Electricity requires a systems approach
One in five people does not have access to electricity. “LVDC bridges the distance between the solar photovoltaic (PV) generation and the consumption devices in the home. This happens without conversion losses and expensive, cumbersome grids. LVDC networks are quick to erect, energy efficient and cost effective, enabling speedy electrification of homes and villages”, says Mahendru.
If more people are to have access to electricity, a lot more needs to be done. A number of IEC technical committees (TCs) have direct current (DC) provisions in their current scope of work, including: IEC TC 8: Systems aspects for electrical energy supply, IEC TC 64: Protection against electric shocks, and IEC TC 82: Solar photovoltaic energy systems, to name a few. Additionally, SEG 6: Systems Evaluation Group - Non-conventional Distribution Networks/Microgrids, contributes to this work.
IEC needs a systems approach to LVDC standardization, because no single TC covers everything. Around 30 will need to upgrade existing Standards to include LVDC Standards. At the same time, several TCs need to come together, along with domain experts and new actors operating in the area of electricity access so that completely new publications may be developed which enable deploying LVDC for electricity access.

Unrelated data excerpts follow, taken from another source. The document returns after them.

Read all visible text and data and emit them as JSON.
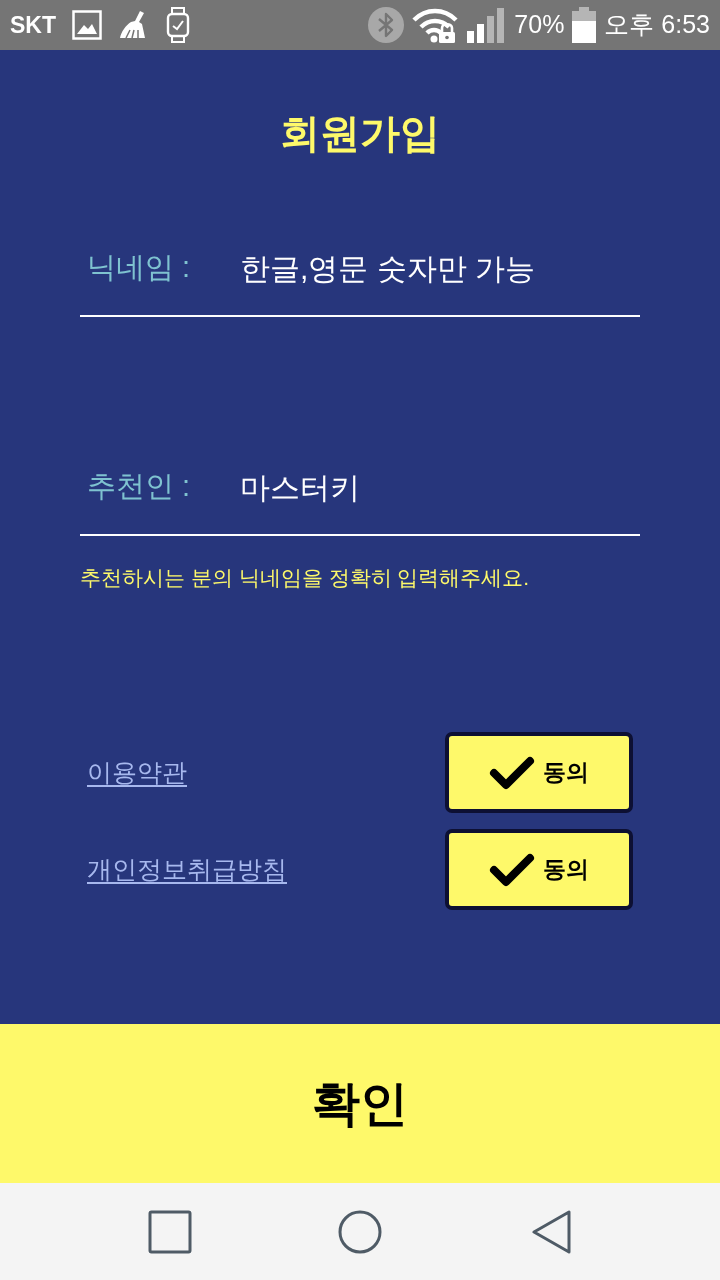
{
  "status_bar": {
    "carrier": "SKT",
    "battery": "70%",
    "time": "오후 6:53"
  },
  "title": "회원가입",
  "fields": [
    {
      "label": "닉네임 :",
      "placeholder": "한글,영문 숫자만 가능"
    },
    {
      "label": "추천인 :",
      "value": "마스터키",
      "hint": "추천하시는 분의 닉네임을 정확히 입력해주세요."
    }
  ],
  "agreements": [
    {
      "label": "이용약관",
      "button": "동의",
      "checked": true
    },
    {
      "label": "개인정보취급방침",
      "button": "동의",
      "checked": true
    }
  ],
  "confirm_button": "확인"
}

“Actually you have to see LVDC as a transversal topic, touching overwhelmingly everything that uses electricity. As a result, almost all TCs are likely to be required to eventually update their Standards. Hey, this is truly disruptive! Then you have to see LVDC for electricity access as a vertical, a specific use case. However, LVDC for electricity access is perhaps the most profoundly impactful work that the IEC community would be taking up in a long time. It is all about inclusive development, about bringing electricity and ensuing opportunity to all in our shared world”, says Mahendru.
From SEG to SyC
The newly proposed Systems Committee structure would comprise two Coordination Advisory Groups (CAGs) and one Working Group (WG).

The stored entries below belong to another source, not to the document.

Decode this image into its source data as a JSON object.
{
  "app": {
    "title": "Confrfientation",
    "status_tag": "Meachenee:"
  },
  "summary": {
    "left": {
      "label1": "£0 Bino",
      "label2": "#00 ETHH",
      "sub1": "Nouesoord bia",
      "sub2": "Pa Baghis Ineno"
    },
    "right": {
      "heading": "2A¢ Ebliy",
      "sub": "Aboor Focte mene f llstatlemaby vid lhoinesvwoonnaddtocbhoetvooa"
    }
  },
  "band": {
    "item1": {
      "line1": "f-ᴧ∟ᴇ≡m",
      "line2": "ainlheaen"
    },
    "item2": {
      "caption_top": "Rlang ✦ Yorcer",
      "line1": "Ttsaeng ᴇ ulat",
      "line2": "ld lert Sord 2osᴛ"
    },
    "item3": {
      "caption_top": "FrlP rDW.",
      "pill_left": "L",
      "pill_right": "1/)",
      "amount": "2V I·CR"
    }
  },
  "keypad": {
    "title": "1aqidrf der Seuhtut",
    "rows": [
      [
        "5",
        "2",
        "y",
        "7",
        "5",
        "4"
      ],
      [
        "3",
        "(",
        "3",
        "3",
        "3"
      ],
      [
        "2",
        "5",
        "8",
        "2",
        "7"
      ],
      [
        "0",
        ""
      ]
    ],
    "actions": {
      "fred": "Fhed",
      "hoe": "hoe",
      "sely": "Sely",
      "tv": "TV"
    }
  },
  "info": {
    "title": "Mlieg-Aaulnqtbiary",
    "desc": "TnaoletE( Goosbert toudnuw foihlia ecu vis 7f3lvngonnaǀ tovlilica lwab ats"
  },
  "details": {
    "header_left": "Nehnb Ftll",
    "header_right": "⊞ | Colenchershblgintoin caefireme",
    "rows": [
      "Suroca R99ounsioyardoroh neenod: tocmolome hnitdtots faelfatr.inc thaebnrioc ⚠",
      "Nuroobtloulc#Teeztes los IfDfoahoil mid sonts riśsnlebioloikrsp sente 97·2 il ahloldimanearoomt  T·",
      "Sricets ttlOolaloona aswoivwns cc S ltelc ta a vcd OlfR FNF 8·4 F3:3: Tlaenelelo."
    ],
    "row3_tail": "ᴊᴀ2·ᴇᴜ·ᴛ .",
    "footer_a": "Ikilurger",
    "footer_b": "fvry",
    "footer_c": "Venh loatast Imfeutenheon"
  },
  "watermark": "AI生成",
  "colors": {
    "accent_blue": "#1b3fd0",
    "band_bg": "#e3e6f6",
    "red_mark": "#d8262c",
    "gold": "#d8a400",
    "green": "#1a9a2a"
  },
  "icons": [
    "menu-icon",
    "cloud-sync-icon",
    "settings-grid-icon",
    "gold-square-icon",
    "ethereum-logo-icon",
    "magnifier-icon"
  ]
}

- CAG 1 will review markets for Standards and use cases. It will provide recommendations on industry needs for standardization, highlight areas for future cooperation with external stakeholders and promote IEC LVDC work and Standards.
- CAG 2 will be responsible for internal coordination and implementation of the work carried out by the different TCs and subcommittees. Both CAGs will participate in defining a strategic business plan for the new SyC.
- WG 1 is expected to work on the LVDC publications for electricity access.
SEG 4 intends to keep the momentum going during the transition process, with a number of events expected to take place between now and May 2017. In particular, it will hold a webinar in February, which will be open to all stakeholders from within, or outside the traditional IEC community. The webinar will allow participants to see how IEC is leading this work with the different stakeholders (governments, funding agencies, insurers etc.).
From 22-24 May, the first IEC International Conference on LVDC for Electricity Access will be held in Kenya. This is going to be a unique, one-of-a-kind event to bring together all stakeholders to specifically discuss how to leverage LVDC to enable rapid electrification.
Additionally, as an IEC Ambassador, Mahendru will also promote the IEC and its LVDC work at international events, such as India Smart Grid Week 2017, where he will be one of the guest speakers.